Subimos as escadas, chovia vagarosamente. Mulheres cobriam as cabeças com qualquer coisa que estivesse em suas mãos, e passavam apressadas, quase derrubando os outros. Tinham que chegar antes de todo mundo na parte coberta. Cintos atados, aviso de desligar os celulares. Os comissários de bordo ainda precisavam passar de fileira em fileira, num quase implorar pela própria segurança dos que ali voariam.

É chegada a hora do lanche. Na minha esquerda alguém disse “Coca-cola”. Na direita, “Suco de laranja”. Na minha vez, “água, por favor”. Ao entregar o pacotinho de 15 g de biscoitinhos, alguns suaves gemidos de reclamação. Nenhum obrigado dito ao receber o lanche.

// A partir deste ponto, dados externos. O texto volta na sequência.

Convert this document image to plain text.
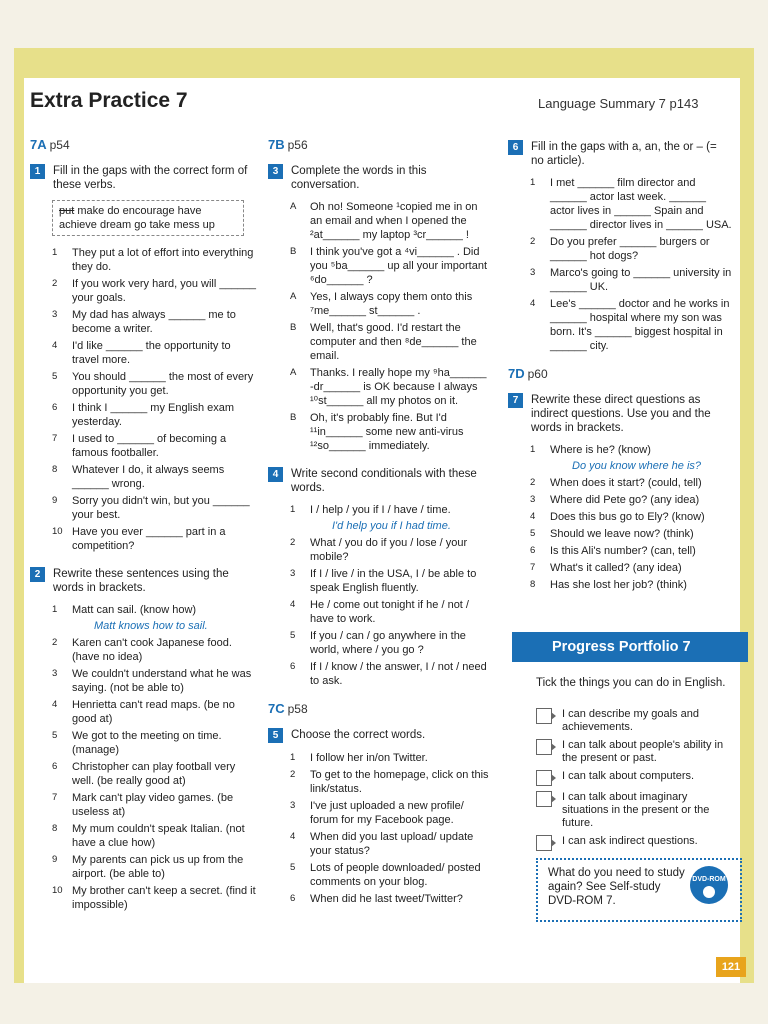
Extra Practice 7	Language Summary 7 p143
7A p54
1	Fill in the gaps with the correct form of these verbs.
put make do encourage have achieve dream go take mess up
1	They put a lot of effort into everything they do.
2	If you work very hard, you will ______ your goals.
3	My dad has always ______ me to become a writer.
4	I'd like ______ the opportunity to travel more.
5	You should ______ the most of every opportunity you get.
6	I think I ______ my English exam yesterday.
7	I used to ______ of becoming a famous footballer.
8	Whatever I do, it always seems ______ wrong.
9	Sorry you didn't win, but you ______ your best.
10 Have you ever ______ part in a competition?
2	Rewrite these sentences using the words in brackets.
1	Matt can sail. (know how)
Matt knows how to sail.
2	Karen can't cook Japanese food. (have no idea)
3	We couldn't understand what he was saying. (not be able to)
4	Henrietta can't read maps. (be no good at)
5	We got to the meeting on time. (manage)
6	Christopher can play football very well. (be really good at)
7	Mark can't play video games. (be useless at)
8	My mum couldn't speak Italian. (not have a clue how)
9	My parents can pick us up from the airport. (be able to)
10 My brother can't keep a secret. (find it impossible)
7B p56
3	Complete the words in this conversation.
A	Oh no! Someone ¹copied me in on an email and when I opened the ²at______ my laptop ³cr______ !
B	I think you've got a ⁴vi______ . Did you ⁵ba______ up all your important ⁶do______ ?
A	Yes, I always copy them onto this ⁷me______ st______ .
B	Well, that's good. I'd restart the computer and then ⁸de______ the email.
A	Thanks. I really hope my ⁹ha______ -dr______ is OK because I always ¹⁰st______ all my photos on it.
B	Oh, it's probably fine. But I'd ¹¹in______ some new anti-virus ¹²so______ immediately.
4	Write second conditionals with these words.
1	I / help / you if I / have / time.
I'd help you if I had time.
2	What / you do if you / lose / your mobile?
3	If I / live / in the USA, I / be able to speak English fluently.
4	He / come out tonight if he / not / have to work.
5	If you / can / go anywhere in the world, where / you go ?
6	If I / know / the answer, I / not / need to ask.
7C p58
5	Choose the correct words.
1	I follow her in/on Twitter.
2	To get to the homepage, click on this link/status.
3	I've just uploaded a new profile/ forum for my Facebook page.
4	When did you last upload/ update your status?
5	Lots of people downloaded/ posted comments on your blog.
6	When did he last tweet/Twitter?
6	Fill in the gaps with a, an, the or – (= no article).
1	I met ______ film director and ______ actor last week. ______ actor lives in ______ Spain and ______ director lives in ______ USA.
2	Do you prefer ______ burgers or ______ hot dogs?
3	Marco's going to ______ university in ______ UK.
4	Lee's ______ doctor and he works in ______ hospital where my son was born. It's ______ biggest hospital in ______ city.
7D p60
7	Rewrite these direct questions as indirect questions. Use you and the words in brackets.
1	Where is he? (know)
Do you know where he is?
2	When does it start? (could, tell)
3	Where did Pete go? (any idea)
4	Does this bus go to Ely? (know)
5	Should we leave now? (think)
6	Is this Ali's number? (can, tell)
7	What's it called? (any idea)
8	Has she lost her job? (think)
Progress Portfolio 7
Tick the things you can do in English.
I can describe my goals and achievements.
I can talk about people's ability in the present or past.
I can talk about computers.
I can talk about imaginary situations in the present or the future.
I can ask indirect questions.
What do you need to study again? See Self-study DVD-ROM 7.
DVD-ROM
121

O avião pousou. Antes mesmo que parasse, muitos cintos desafivelados. Pessoas levantando e pegando sua bagagem de mão. Reclamações pela demora em poder sair do avião. “Preciso trabalhar”, “preciso chegar em casa e não abrem essa porta”, escuto. Ninguém dá passagem. Espero ali, ouvindo um suspiro impaciente de quem estava ao meu lado e não entendia porque eu não entrava bruscamente na frente de alguém pra sair dali.

Esperei minha mala. Aliás, esperei que me dessem um espacinho pra chegar até a esteira. Peguei a mala e saí. Um abraço gostoso me esperava, finalmente. Ao contrário dos mal humorados que acharam ingratas aquelas horas de aeroporto e avião, sorri e agradeci o fato de dispor de um transporte rápido para as longas distâncias que por vezes preciso viajar. E grato também por ter um sorriso e um abraço pra me acalentar depois desse gélido passar de pessoas que eu acabara de vivenciar.

Um abraço gostoso com anseio de menos pressa, ansiedade, reclamações e um pouquinho mais de gentilezas.